[MERGE][BUG] 51980: bzr log <file>returns inappropriate revisions

Mon Apr 2 18:58:58 BST 2007

Aaron Bentley wrote:
> Kent Gibson wrote:
>> In my mind at least, ``bzr log <file>`` should only show the revisions
>> that change the file, and exclude merge commits.  Is it the general
>> consensus that it should include merge commits?  I'm just talking the
>> long form here - I agree with you on the short forms.
> 
> Personally, I'd like to see the merge commits in the long form, but
> others may have different ideas.

So the difficulty with this is for things like:

A
| \
B C
|/
D

If 'C' modifies 'foo.py', but 'B' doesn't, then when we commit 'D', we
have ie.revision = 'C'. Because 'D' doesn't change 'foo.py' relative to
its parents.

So 'D' will not show up in either fileids_altered_by_revision_ids, nor
in foo.py.kndx

In fact, I would venture that foo.py.kndx is always a direct mapping of
fileids_altered_by_revision_ids. And it better be, considering we use
fileids... to figure out what Knit files need to be copied. So if they
don't match, we would fail to copy texts.

It is possible for .kndx to have, say, unreferenced revisions.

The reason the current code shows mainline revisions affecting merged
files, is because we compute the delta versus first-parent for every
revision. And there is a delta (there isn't versus the second-parent...).

One 'correctness' thing I wanted to add, is to have us do a delta for
*every* revision. Which means that:

A
| \
| |\
| B C
| |/
| D
|/
E

Would include D and E if C (and only C) modifies 'foo.'

At least that follows naturally from why the current code works for what
Aaron wants.

This is *really* slow, but it is correct. (Right now we show all merge
revisions, which is just horribly broken).

Another possibility, which is a bit hackish, would be to only do deltas
for true mainline revisions, and use the indexes for all non-mainline.

That makes them 'correct-ish'. But inconsistent when you have a lot of
nested merging.

We could write a helper "fileids_mentioned_by", which would report what
revisions include the fileid in their delta/fulltext against the primary
parent. If we didn't have full texts, this would probably be reasonably
correct. Since that delta shows changes against the primary parent.

It fails for fulltexts (since they refer to all revisions), but we could
try to special case them.

Another option is to just use 'fileids_mentioned_by' as a way to cull
out what revisions we might want to delta.

However, all of this has a different problem, which is its asymmetry.

Specifically, Aaron has requested that

A
|\
B C
|/
D

Show C, D when C modifies 'foo'. (C did the modification, and D merged it).

However, what if 'B' modified foo. Arguably then we should show B, D,
since D was a merge, and relative to C it modified foo.

Now, we do support some asymetrical operations in 'bzr'. Considering
that we have a notion of a mainline at all.

There are a few more issues with logging by file-id versus logging by
path.
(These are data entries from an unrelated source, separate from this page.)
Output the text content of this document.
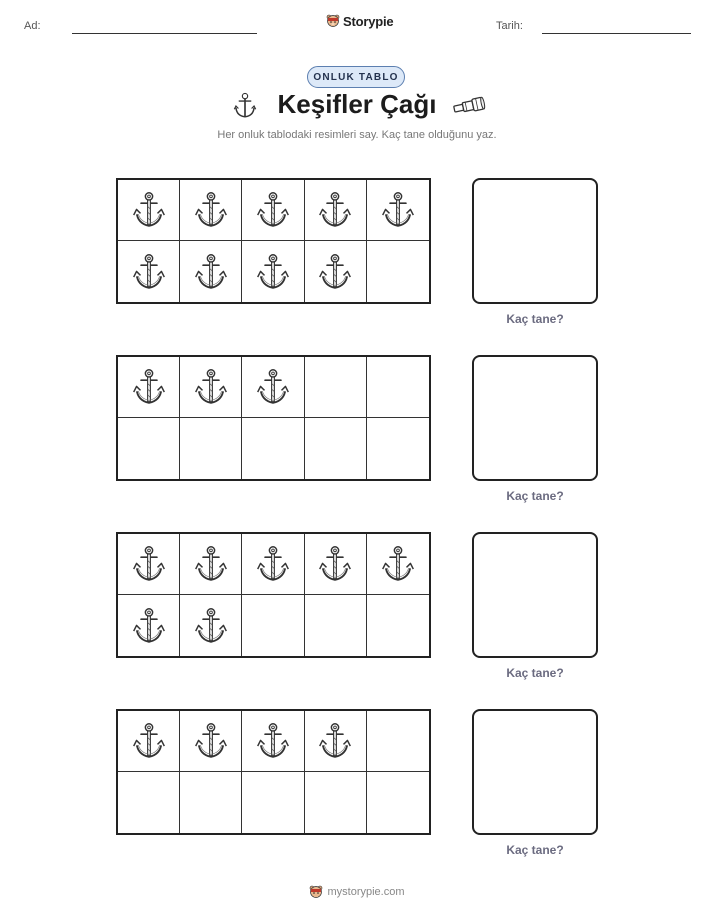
Ad:	Storypie	Tarih:
ONLUK TABLO
Keşifler Çağı
Her onluk tablodaki resimleri say. Kaç tane olduğunu yaz.
Kaç tane?
Kaç tane?
Kaç tane?
Kaç tane?
mystorypie.com
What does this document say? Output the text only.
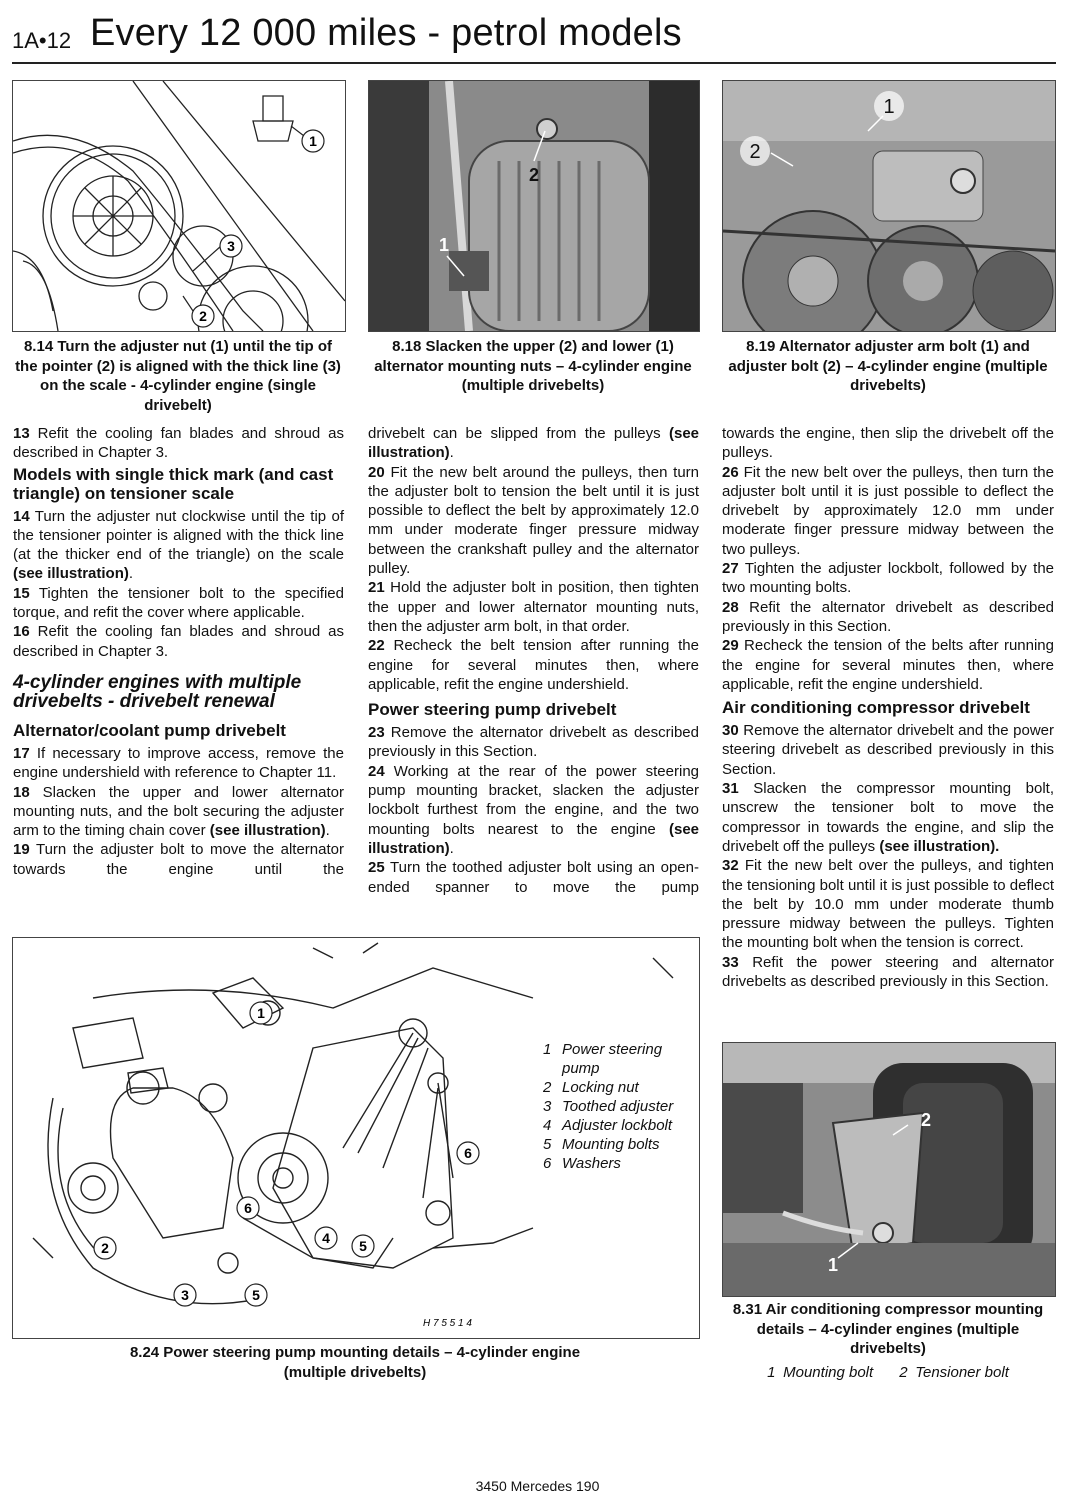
1A•12 Every 12 000 miles - petrol models
1
2
3
8.14 Turn the adjuster nut (1) until the tip of the pointer (2) is aligned with the thick line (3) on the scale - 4-cylinder engine (single drivebelt)
2
1
8.18 Slacken the upper (2) and lower (1) alternator mounting nuts – 4-cylinder engine (multiple drivebelts)
1
2
8.19 Alternator adjuster arm bolt (1) and adjuster bolt (2) – 4-cylinder engine (multiple drivebelts)

13 Refit the cooling fan blades and shroud as described in Chapter 3.

Models with single thick mark (and cast triangle) on tensioner scale

14 Turn the adjuster nut clockwise until the tip of the tensioner pointer is aligned with the thick line (at the thicker end of the triangle) on the scale (see illustration).

15 Tighten the tensioner bolt to the specified torque, and refit the cover where applicable.

16 Refit the cooling fan blades and shroud as described in Chapter 3.

4-cylinder engines with multiple drivebelts - drivebelt renewal
Alternator/coolant pump drivebelt

17 If necessary to improve access, remove the engine undershield with reference to Chapter 11.

18 Slacken the upper and lower alternator mounting nuts, and the bolt securing the adjuster arm to the timing chain cover (see illustration).

19 Turn the adjuster bolt to move the alternator towards the engine until the

drivebelt can be slipped from the pulleys (see illustration).

20 Fit the new belt around the pulleys, then turn the adjuster bolt to tension the belt until it is just possible to deflect the belt by approximately 12.0 mm under moderate finger pressure midway between the crankshaft pulley and the alternator pulley.

21 Hold the adjuster bolt in position, then tighten the upper and lower alternator mounting nuts, then the adjuster arm bolt, in that order.

22 Recheck the belt tension after running the engine for several minutes then, where applicable, refit the engine undershield.

Power steering pump drivebelt

23 Remove the alternator drivebelt as described previously in this Section.

24 Working at the rear of the power steering pump mounting bracket, slacken the adjuster lockbolt furthest from the engine, and the two mounting bolts nearest to the engine (see illustration).

25 Turn the toothed adjuster bolt using an open-ended spanner to move the pump

towards the engine, then slip the drivebelt off the pulleys.

26 Fit the new belt over the pulleys, then turn the adjuster bolt until it is just possible to deflect the drivebelt by approximately 12.0 mm under moderate finger pressure midway between the two pulleys.

27 Tighten the adjuster lockbolt, followed by the two mounting bolts.

28 Refit the alternator drivebelt as described previously in this Section.

29 Recheck the tension of the belts after running the engine for several minutes then, where applicable, refit the engine undershield.

Air conditioning compressor drivebelt

30 Remove the alternator drivebelt and the power steering drivebelt as described previously in this Section.

31 Slacken the compressor mounting bolt, unscrew the tensioner bolt to move the compressor in towards the engine, and slip the drivebelt off the pulleys (see illustration).

32 Fit the new belt over the pulleys, and tighten the tensioning bolt until it is just possible to deflect the belt by 10.0 mm under moderate thumb pressure midway between the pulleys. Tighten the mounting bolt when the tension is correct.

33 Refit the power steering and alternator drivebelts as described previously in this Section.

1
2
3
4 5
6
5
6
H 7 5 5 1 4
1 Power steering pump
2 Locking nut
3 Toothed adjuster
4 Adjuster lockbolt
5 Mounting bolts
6 Washers
8.24 Power steering pump mounting details – 4-cylinder engine (multiple drivebelts)
2
1
8.31 Air conditioning compressor mounting details – 4-cylinder engines (multiple drivebelts)
1 Mounting bolt 2 Tensioner bolt
3450 Mercedes 190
Specifically if you rename foo=>bar and create a new foo. Arguably
doing "bzr log foo" should show both of them.
Even further it seems it should show any new changes to 'bar'.

(It is a bit more obvious when you look in the other direction, and say
that bar=>foo should follow 'bar' backwards. But what if before the
rename there was a 'foo' there already?)

I'm pretty sure that people coming from git like that you can do "git
log path/*", and have it track that back. I don't know if that includes
renames or not. I would guess that it doesn't. (If you rename a
other/foo => path/foo, it would show that action, but probably not show
any other changes to other/foo).

I have a patch:
http://librarian.launchpad.net/6894938/log-verbose.diff

Which changes the 'bzr log filename' to be correct. At the expense of
being extra slow. (because it is doing all the extra deltas).

I would like to at least start there, (with tests) so that we can start
from a 'correctness' perspective.

I would also like to incorparate James Westby's refactoring of the log
formatters, so that they can be more intelligent about processing. I'm
willing to do the work that Robert and Aaron required, which is to
refactor it more, based on one class to figure out important revisions,
and another class to figure out how to display them.

I still wish that we had a saved delta, which meant we didn't have to
resort to hacks like 'fileids_altered_by'. Especially since the hack
fails for deletions.

I'm trying to get together the use cases, so that we can be sure our
implementation is correct. In the short term, we should probably do
something so that 'bzr log filename' isn't just plain wrong.

We had:
https://blueprints.launchpad.net/bzr/+spec/per-file-log-output

But it doesn't seem to have any real details yet.

Also, that spec doesn't really cover other cases like "bzr log -r
revid:non-mainline" is also borked.

So I changed it to 'log-output', and I'll try to build up some use-cases
of what we want.

John
=:->